Making Gender Visible in Water and Sanitation Research and Programming
Abstract:
Access to water and sanitation are not only critical to human health, but are also human rights. To date, initiatives have largely focused on increasing access to water sources that ‘have the potential to deliver safe water’ and sanitation facilities that ‘hygienically separate excreta from human contact’. While it is imperative to have safe water and safely managed excreta, these approaches have been too narrow. Water and sanitation are needed for far more than infectious disease prevention. In this talk, Dr. Caruso will discuss how water and sanitation research and programming have ignored the specific needs of women and girls, and, in some cases, have contributed to exploiting them.

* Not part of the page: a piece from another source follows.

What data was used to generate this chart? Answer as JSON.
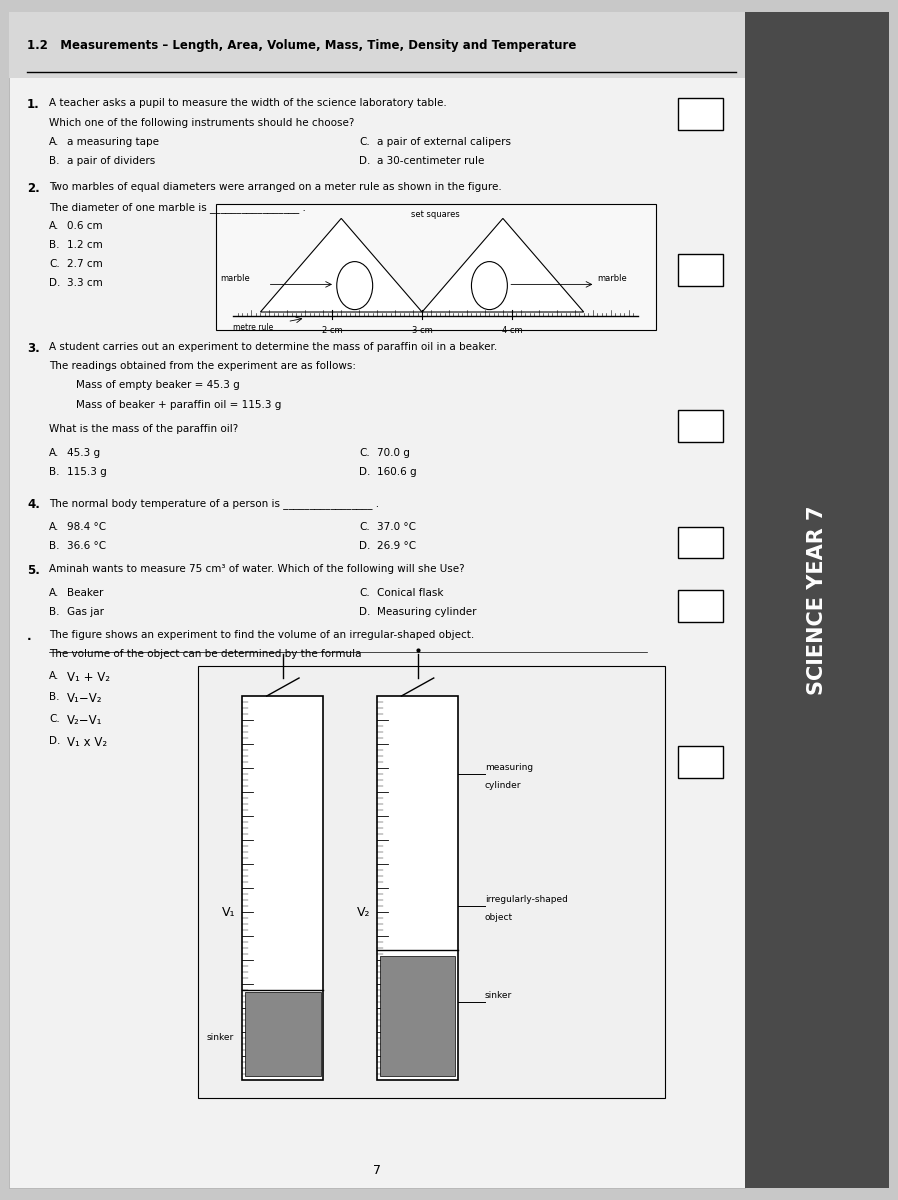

To enable the audience to think critically about gender in water and sanitation, Dr. Caruso will introduce the World Health Organization framework for assessing gender responsiveness, giving examples of water and sanitation initiatives that are gender harmful as well as those that are gender responsive. She will draw on her own research funded by the Bill & Melinda Gates Foundation, UNICEF, and the WHO, and will highlight simple actions students, researchers, and practitioners can take to ensure their work is gender aware.
About the speaker:
Bethany Caruso is an Assistant Professor in the Hubert Department of Global Health at the Rollins School of Public Health at Emory University. She is a social and behavioral scientist with over a decade of water, sanitation, and hygiene (WASH) sectoral research experience in low and middle income settings. She employs mixed methods approaches to understand how compromised WASH conditions impact physical and mental health, behavior, education, and empowerment, with a specific focus on girls and women throughout their life course.